American Elderberry flowers + 1 part sugar + 1 part boiling water + lemon slices. Let it sit on the counter for a day or two, then strain. It’s that easy. Don’t rinse the flowers beforehand or else you’ll remove all the yumminess. It’s bright, thick, floral, and delicious.

Elderberry Jam
Elder gives and gives and gives. 10/10. Good for the flu and great for the taste buds.

Violet Syrup
The color is unbeatable, but violets don’t impart much flavor. I relied on some mint from the backyard for taste. Remove the petals by pinching away the calyx before steeping to avoid any vegetal bitterness.

Alliums
We have a mix of native and non-native allium species. Odorless until disturbed, they all share the iconic skunky musk that makes Alliums easy to identify without much thought. Crushing or otherwise damaging the leaves causes the enzyme alliinase to convert alliin into allicin, flagged by the fresh pungent smell. Chicago is named after the skunky scent of ramps, the city’s name being a French rendering of the indigenous Miami–Illinois name for “striped skunk.”
The Allium species commonly found in the Chicago region are edible, but not all of them make for great eating. The large, ornamental Alliums that can reach four or five feet in height usually aren’t known to be great cooking ingredients, but I haven’t personally tried them.
Alliums have many different shapes and sizes, and while they do have some lookalikes, those plants lack the onion/garlic scent released when Allium leaves are damaged.
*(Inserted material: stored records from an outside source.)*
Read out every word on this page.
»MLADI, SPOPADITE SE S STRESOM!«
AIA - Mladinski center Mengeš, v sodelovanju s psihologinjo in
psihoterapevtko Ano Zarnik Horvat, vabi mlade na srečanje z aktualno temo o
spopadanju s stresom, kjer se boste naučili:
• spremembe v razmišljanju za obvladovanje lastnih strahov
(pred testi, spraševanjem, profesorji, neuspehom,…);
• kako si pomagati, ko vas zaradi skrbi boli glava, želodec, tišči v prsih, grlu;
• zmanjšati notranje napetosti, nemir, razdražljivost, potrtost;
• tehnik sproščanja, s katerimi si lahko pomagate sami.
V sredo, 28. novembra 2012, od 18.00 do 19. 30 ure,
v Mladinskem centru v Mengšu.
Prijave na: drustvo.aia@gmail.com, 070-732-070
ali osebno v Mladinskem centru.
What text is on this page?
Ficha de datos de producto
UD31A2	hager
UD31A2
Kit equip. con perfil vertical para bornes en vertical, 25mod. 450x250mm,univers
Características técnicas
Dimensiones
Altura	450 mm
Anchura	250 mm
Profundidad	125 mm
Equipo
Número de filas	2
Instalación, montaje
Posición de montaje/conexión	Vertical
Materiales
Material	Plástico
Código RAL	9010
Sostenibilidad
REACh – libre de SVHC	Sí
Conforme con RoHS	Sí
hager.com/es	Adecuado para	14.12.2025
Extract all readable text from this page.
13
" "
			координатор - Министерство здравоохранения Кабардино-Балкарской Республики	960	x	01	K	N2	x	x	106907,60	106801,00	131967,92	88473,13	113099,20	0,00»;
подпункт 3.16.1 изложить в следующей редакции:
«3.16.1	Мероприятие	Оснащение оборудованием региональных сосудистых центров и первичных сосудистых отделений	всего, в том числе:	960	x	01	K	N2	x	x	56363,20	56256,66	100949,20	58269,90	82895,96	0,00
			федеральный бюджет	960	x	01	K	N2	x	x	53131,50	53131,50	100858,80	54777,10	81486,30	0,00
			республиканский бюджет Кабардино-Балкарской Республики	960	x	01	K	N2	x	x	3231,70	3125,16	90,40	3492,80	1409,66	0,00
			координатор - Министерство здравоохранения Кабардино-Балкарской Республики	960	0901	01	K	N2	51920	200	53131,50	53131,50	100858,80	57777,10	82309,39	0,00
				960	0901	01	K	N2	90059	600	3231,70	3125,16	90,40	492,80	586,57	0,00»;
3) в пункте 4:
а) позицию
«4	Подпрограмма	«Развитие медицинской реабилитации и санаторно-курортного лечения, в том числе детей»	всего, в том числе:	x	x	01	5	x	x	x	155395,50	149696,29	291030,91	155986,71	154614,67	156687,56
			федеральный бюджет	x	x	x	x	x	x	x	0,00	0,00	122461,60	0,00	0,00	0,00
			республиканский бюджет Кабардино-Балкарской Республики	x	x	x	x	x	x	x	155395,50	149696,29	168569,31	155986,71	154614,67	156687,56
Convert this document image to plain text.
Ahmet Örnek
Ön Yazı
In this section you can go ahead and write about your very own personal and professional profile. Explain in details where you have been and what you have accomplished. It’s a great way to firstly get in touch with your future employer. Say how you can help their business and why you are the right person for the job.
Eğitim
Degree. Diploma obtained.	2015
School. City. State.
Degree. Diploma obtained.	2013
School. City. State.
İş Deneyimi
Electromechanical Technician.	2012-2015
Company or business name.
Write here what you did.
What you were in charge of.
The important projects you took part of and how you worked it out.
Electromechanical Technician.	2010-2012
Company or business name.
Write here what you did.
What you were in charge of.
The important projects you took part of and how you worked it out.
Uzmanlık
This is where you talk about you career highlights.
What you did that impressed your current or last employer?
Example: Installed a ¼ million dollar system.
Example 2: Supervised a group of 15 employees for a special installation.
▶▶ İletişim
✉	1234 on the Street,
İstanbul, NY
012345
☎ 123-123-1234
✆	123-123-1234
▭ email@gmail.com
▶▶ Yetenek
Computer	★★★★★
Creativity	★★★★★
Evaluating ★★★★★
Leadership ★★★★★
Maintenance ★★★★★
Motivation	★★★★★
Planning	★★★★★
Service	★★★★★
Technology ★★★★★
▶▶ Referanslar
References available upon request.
If a plant’s crushed leaves smell strongly like onions, it’s an Allium. Dangerous plants with similar looking leaves include death camas, Lily-of-the-Valley and Star of Bethlehem, but none of them produce the same smell. Please err on the side of caution if you are uncertain and do not over-rely on plant identification apps, which I find frequently misidentify alliums.

Any-Allium tiny batch Pesto
My mom is a life-long gardener. We grew up making pesto every year, and this is my favorite use for Alliums. Pesto can be made with any tasty leaf that you find, and it’s easy as hell.
Basic recipe: leaves, oil, salt. It can be chunky or smooth, creamy or not. Pesto is not a science as long as it tastes good in the end. Adjust proportions to your taste.
- 2ish cups of Allium leaves
- 1-3 tablespoons of olive oil (to taste)
- Start with 1/4 teaspoon each of salt and pepper
Optional:
- 1 raw garlic clove (for extra kick)
- 1/4 cup of walnuts or pecans
- Parsley or other leaves to create a blend
- 1 tablespoon of fresh lemon juice
- 2 tablespoons of half-and-half or heavy cream
Cut roots off the bulbs and discard the roots. Thoroughly rinse the foraged materials, then chop them roughly to avoid stringiness. Throw materials in a food processer and blend to desired consistency (but I suggest adding nuts or anything added for texture at the end.)
Eat with scrambled eggs, in lasagna, on pizza or sandwiches, in grilled cheese, as a marinade, on crackers, in dips, on steak, or however else you can imagine.